New regulations for Medicaid, Home and Community-Based Services could alter the lives of people with disabilities. That’s why it’s important for Minnesotans who receive Medicaid to weigh in on the proposed federal community setting regulations and their impacts. More than a dozen people attended a July 22 session at Lutheran Social Services in St. Paul to learn about regulations and how to comment to the Minnesota Department of Human Services (DHS) about a transition plan.
“At the heart of the rule, it gets to what it means to live in an integrated community,” said Sean Burke of the Minnesota Disability Law Center. Another aspect of the rule changes is that settings considered to be institutional in nature would have to prove that they indeed provide community-based services After five years’ of work, the Centers for Medicare & Medicaid Services (CMS), this spring released proposed rules on community-based services to the states. The proposed rules, when finalized, will define the settings in which it is permissible for states to pay for community-based services. The purpose is to ensure that individuals receive services in settings that are integrated in and support full access to the greater community. Opportunities to seek employment and work in competitive and integrated settings, engage in community life, control personal resources, and receive services in the community, to the same degree as individuals who do not receive services, are among the characteristics of everyday life service covered by the rules.

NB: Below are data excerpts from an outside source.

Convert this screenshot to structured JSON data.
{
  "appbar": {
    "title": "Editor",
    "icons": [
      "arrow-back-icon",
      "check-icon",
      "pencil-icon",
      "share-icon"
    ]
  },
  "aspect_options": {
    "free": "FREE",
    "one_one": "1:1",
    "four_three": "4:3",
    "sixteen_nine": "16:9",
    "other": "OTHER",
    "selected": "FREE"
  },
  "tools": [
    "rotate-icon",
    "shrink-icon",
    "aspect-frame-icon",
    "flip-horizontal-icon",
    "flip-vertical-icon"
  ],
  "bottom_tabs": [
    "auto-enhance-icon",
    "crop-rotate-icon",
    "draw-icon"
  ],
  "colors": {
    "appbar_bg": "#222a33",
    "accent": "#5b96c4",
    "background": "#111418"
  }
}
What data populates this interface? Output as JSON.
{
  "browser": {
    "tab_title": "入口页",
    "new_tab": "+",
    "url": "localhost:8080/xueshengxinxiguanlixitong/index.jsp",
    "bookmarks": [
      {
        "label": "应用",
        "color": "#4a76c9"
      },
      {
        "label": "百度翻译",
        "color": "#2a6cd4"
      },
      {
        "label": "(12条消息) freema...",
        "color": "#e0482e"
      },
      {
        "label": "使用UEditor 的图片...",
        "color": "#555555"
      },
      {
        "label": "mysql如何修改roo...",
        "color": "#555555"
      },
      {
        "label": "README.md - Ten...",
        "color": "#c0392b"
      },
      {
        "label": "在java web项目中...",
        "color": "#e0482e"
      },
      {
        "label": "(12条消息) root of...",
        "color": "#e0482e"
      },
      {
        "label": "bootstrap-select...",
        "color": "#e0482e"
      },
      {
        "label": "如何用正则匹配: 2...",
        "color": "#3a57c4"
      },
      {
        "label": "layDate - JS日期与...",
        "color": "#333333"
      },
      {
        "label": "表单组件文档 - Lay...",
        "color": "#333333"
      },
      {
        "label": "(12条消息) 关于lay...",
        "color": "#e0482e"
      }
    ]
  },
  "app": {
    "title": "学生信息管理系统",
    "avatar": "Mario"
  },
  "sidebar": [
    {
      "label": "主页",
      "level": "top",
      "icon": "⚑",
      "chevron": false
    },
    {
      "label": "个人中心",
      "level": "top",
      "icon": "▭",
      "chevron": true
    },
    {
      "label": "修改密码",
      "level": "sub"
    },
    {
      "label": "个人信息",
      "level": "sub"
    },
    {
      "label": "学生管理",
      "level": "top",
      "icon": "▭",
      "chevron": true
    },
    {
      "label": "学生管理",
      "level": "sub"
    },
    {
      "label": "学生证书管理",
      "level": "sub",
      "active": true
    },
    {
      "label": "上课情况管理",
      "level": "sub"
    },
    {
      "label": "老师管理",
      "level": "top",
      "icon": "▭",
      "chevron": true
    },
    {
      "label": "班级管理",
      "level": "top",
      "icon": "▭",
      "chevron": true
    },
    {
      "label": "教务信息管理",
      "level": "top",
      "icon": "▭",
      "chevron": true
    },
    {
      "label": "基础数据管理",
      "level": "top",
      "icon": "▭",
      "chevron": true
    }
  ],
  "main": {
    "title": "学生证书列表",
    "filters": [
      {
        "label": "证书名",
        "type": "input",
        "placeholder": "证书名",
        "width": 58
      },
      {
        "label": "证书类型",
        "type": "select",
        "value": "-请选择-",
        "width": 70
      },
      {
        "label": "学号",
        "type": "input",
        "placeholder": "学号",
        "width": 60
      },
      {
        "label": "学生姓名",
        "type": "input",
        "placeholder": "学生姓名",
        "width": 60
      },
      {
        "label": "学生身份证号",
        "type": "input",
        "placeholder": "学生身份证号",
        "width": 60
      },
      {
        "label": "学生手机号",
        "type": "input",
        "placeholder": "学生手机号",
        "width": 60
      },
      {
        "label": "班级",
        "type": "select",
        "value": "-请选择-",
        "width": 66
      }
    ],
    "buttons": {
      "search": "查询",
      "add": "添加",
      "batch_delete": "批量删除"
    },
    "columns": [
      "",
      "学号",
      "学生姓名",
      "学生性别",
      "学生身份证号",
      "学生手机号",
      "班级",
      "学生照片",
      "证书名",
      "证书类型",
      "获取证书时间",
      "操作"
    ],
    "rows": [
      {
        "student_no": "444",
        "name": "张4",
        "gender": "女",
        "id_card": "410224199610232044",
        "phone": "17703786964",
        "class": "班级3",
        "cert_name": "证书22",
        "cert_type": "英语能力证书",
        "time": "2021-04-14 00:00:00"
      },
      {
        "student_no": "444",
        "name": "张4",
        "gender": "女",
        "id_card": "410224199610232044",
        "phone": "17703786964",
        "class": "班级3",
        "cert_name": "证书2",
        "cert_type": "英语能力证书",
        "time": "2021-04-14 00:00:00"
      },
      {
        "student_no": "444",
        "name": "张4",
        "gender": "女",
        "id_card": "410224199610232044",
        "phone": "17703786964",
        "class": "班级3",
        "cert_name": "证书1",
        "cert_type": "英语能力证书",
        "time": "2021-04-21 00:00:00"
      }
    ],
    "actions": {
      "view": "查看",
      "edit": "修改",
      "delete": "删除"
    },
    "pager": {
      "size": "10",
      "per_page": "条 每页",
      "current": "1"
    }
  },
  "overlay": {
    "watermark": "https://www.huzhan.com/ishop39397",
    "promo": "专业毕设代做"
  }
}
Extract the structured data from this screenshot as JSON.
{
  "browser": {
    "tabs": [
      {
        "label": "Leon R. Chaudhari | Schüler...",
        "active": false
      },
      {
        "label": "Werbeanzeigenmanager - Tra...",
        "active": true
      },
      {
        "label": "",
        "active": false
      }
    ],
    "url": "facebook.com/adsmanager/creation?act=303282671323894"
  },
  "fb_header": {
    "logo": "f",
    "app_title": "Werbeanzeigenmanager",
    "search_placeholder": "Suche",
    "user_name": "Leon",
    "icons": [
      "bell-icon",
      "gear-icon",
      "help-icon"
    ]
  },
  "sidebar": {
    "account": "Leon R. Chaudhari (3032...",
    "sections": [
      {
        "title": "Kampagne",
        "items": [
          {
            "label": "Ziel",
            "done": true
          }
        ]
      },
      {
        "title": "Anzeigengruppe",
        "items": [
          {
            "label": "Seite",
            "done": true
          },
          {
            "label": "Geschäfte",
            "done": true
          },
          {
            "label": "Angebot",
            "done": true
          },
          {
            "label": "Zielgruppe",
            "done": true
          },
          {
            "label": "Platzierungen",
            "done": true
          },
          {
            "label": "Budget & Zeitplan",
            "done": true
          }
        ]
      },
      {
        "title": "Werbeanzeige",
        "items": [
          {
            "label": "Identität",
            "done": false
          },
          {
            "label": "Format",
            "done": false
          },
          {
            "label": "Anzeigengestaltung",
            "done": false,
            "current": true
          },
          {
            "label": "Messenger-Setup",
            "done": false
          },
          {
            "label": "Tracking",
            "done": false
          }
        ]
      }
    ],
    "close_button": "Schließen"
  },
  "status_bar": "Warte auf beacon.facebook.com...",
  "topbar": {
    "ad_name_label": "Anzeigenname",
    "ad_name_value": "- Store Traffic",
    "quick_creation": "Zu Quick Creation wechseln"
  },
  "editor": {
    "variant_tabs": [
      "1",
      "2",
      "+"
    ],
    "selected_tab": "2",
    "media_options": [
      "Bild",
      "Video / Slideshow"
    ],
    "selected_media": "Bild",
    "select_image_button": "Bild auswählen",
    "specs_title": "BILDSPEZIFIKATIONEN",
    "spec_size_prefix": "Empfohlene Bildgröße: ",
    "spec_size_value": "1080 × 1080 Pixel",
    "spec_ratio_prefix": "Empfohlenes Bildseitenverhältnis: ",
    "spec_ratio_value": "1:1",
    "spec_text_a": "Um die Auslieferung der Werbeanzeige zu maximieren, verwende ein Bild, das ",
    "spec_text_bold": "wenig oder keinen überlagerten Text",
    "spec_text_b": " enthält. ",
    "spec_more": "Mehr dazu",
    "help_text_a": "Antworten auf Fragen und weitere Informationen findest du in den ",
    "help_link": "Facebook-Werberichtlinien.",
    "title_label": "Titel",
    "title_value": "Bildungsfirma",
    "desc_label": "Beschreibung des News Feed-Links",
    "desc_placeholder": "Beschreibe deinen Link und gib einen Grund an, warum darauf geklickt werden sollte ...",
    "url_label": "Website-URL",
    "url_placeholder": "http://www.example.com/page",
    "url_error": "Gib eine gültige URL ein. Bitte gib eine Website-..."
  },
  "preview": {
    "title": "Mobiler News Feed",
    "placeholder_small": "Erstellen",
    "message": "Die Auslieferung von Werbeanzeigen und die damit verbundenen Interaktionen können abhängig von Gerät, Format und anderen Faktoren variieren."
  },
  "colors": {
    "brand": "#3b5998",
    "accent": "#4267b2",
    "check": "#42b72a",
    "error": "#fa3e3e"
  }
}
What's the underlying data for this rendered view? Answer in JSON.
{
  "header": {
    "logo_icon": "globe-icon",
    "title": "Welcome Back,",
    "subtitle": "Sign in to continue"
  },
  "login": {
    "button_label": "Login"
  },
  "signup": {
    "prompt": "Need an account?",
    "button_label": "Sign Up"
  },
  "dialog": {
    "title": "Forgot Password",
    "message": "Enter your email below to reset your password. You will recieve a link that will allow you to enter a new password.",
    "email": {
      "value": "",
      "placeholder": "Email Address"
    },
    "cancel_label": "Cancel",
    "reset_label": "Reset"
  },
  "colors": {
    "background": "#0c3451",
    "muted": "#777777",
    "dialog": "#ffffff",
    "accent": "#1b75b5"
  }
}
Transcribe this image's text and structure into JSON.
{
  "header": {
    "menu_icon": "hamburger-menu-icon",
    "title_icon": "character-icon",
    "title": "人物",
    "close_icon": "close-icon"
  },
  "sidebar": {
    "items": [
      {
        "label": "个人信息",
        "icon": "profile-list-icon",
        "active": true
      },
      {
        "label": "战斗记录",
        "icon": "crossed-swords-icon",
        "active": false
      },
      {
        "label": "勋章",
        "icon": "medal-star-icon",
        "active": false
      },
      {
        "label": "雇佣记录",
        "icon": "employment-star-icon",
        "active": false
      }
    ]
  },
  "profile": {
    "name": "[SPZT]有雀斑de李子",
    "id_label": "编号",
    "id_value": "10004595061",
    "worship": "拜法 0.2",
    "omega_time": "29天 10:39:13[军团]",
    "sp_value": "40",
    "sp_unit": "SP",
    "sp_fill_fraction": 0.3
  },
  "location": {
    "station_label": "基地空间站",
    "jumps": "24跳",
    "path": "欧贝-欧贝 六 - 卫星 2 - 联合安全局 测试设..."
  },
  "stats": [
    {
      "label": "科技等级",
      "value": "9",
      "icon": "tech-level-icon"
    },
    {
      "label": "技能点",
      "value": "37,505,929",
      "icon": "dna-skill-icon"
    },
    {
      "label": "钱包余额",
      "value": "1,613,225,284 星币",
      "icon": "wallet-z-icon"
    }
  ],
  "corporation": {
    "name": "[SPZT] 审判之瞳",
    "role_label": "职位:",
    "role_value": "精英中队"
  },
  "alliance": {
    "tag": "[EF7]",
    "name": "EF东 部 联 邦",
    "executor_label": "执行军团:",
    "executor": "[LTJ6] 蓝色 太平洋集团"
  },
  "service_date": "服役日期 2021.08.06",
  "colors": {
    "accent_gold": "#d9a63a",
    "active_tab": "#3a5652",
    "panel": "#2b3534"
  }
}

Burke said that like many federal regulations, the rules can be interpreted fairly broadly. Minnesota and other states will prepare their own plans to comply with and transition into following the new regulations.
The Minnesota state plan for the transition is to be released in late August, with the transition to be made by year’s end.
“Minnesota is in a good position as compared to other states but we can do better,” Burke said. That is why public input is vital.
The CMS changes are part of a process that began in the 1970s, as Minnesota and other states began to move away from housing people with disabilities in large institutions. CMS created the HCBS in the early
1980s. The response took different forms in different state, said Burke. In Minnesota it began with four-person foster care or group homes as an alternative to institutional settings.
Passage of the federal Americans with Disabilities Act in 1990 then set the stage for the Olmstead U.S. Supreme Court decision nine years later. That case centered on the rights of people with disabilities to live in the community.
In Minnesota, the court case that raised the issue of the need for community-based setting was Wilkins versus Likins, which began in 1972 and ended with a U.S. District Court ruling in 1974. In that case six residents of Minnesota state hospitals filed a lawsuit alleging that their rights had been violated. The court ruled in their favor, opening up more community-based living options.
Despite decades of legal challenges, problems remain. One issue is that some programs funded through HCBS appear to be more institutional in nature than they should be, Burke said. An example is in New York State, where places with as many as 200 residents considered themselves to be “group homes.” Those settings were challenged as not being true community settings. The federal Department of Justice became involved, which forced CMS to work on new rules.
Any place defined as a community setting must have several characteristics, Burke said. The setting must be integrated in and support full access to the greater community, including opportunities to seek employment and work in integrated settings, engage in community life, control personal resources … and receive services in the community.
The setting is selected by the individual from among setting options including non-disability specific settings and an option for a private unit in a residential setting. Setting options are identified and documented in a person-centered service plan and are based on the individual. In residential settings, resources available for room and board are also considered.
The setting ensures the individual’s right of privacy, dignity and respect, and freedom from coercion and restraint. It also optimizes but doesn’t regiment individual initiative, autonomy and independent in making life choices. These include but are not limited to daily activities, physical environment, and with whom a person interacts.
Another consideration is that a setting must facilitate an individual’s choice for services and supports, and who provides them.
In provider-owned or controlled residential settings, additional conditions have to be met, said Burke. Those conditions range from the need for physical accessibility of a facility to the privacy and lifestyle choices of the individual served. Choices can include whom one’s roommates are, privacy in a room and how a room is furnished and decorated.